Automation Meets Transparency


To make adoption frictionless, Chainguard has released a grading tool that scans container images and outputs a badge, perfect for GitHub READMEs and dashboards. For users, it’s a quick way to vet what you’re running. For maintainers, it’s a signal of trust—and a gentle nudge toward hardening your build pipeline.


“Grading can provide an easy way for you to show the security posture of your container images, while also identifying areas that you might want to improve on,” the company explains.


The Road Ahead


Right now, CHPs is tightly scoped to build-time properties. But Chainguard is already hinting at future expansions into runtime security, like enforcing read-only filesystems or sandboxing network access.
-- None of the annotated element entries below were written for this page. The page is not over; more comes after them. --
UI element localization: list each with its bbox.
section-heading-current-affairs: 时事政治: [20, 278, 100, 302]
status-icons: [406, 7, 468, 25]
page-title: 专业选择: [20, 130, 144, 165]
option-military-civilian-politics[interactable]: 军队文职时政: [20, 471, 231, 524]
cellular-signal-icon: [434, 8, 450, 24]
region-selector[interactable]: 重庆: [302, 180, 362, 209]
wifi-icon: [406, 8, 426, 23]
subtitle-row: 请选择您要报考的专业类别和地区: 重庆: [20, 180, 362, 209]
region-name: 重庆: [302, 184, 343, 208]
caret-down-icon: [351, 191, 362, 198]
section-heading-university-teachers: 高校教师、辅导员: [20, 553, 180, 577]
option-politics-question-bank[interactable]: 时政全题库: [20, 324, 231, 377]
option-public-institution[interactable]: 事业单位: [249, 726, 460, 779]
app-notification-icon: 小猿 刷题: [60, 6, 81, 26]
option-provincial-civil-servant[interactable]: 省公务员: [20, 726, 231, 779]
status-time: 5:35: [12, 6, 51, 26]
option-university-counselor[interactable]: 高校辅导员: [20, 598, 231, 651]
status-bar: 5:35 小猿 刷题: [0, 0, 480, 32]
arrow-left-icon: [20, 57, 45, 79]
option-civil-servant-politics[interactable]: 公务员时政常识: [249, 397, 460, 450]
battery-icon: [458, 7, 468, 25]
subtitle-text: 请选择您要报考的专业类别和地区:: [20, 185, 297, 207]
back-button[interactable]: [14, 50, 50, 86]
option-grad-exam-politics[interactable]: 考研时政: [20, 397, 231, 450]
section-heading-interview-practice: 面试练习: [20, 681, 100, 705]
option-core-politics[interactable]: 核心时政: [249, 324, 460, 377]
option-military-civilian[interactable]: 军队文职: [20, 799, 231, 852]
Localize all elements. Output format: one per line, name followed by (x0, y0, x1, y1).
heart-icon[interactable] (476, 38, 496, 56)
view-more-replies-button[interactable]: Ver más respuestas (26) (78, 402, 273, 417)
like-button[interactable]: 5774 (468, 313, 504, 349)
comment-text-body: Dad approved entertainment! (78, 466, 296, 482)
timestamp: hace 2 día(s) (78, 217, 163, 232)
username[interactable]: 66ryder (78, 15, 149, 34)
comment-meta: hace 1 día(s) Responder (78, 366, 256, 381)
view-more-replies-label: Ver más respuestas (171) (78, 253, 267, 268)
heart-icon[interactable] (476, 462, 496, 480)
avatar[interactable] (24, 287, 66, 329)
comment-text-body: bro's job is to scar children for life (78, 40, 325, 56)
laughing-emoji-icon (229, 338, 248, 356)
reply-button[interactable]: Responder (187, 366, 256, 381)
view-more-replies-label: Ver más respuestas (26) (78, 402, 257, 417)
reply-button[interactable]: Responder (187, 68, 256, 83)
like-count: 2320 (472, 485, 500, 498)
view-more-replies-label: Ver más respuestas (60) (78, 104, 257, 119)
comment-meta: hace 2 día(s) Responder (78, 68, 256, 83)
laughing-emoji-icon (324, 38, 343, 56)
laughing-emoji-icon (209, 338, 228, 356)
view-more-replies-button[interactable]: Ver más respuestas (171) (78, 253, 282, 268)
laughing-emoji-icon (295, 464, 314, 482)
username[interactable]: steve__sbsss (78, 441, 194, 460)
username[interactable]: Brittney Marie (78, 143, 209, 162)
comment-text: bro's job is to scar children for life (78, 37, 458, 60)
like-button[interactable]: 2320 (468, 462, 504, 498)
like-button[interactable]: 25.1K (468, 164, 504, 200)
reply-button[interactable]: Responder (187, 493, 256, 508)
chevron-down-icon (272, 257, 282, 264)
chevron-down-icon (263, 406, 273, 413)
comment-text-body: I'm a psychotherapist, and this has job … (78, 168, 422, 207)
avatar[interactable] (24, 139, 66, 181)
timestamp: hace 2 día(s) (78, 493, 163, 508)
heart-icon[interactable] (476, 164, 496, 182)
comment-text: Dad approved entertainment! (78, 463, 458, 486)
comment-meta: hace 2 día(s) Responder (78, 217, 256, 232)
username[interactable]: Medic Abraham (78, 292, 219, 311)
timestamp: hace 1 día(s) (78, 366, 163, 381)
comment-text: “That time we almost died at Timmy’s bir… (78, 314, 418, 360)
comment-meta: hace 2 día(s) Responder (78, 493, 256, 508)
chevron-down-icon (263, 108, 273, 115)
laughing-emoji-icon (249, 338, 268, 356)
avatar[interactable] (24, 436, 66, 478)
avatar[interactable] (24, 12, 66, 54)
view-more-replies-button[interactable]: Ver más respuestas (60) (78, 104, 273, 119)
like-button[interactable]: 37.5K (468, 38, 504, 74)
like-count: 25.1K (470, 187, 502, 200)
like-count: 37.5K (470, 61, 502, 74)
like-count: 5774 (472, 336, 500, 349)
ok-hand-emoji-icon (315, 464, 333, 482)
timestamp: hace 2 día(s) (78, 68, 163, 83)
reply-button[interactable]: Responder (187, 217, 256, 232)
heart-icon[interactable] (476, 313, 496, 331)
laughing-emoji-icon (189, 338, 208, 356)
Until then, the current spec is open for feedback and collaboration.


“We are actively looking for collaborators to join us in taking the specification forward,” the team says. Contributors can chime in via GitHub or email at chps@chainguard.dev.


A Quiet Revolution


With CHPs, Chainguard isn’t trying to boil the ocean. Instead, it’s offering an opinionated, approachable way to push container security from “vague best practices” to “measurable improvements.” And while the chili pepper gimmick may feel whimsical, the problems it targets are anything but.


If the future of cloud-native security looks like this—visible, composable, and a little bit spicy—we’re here for it.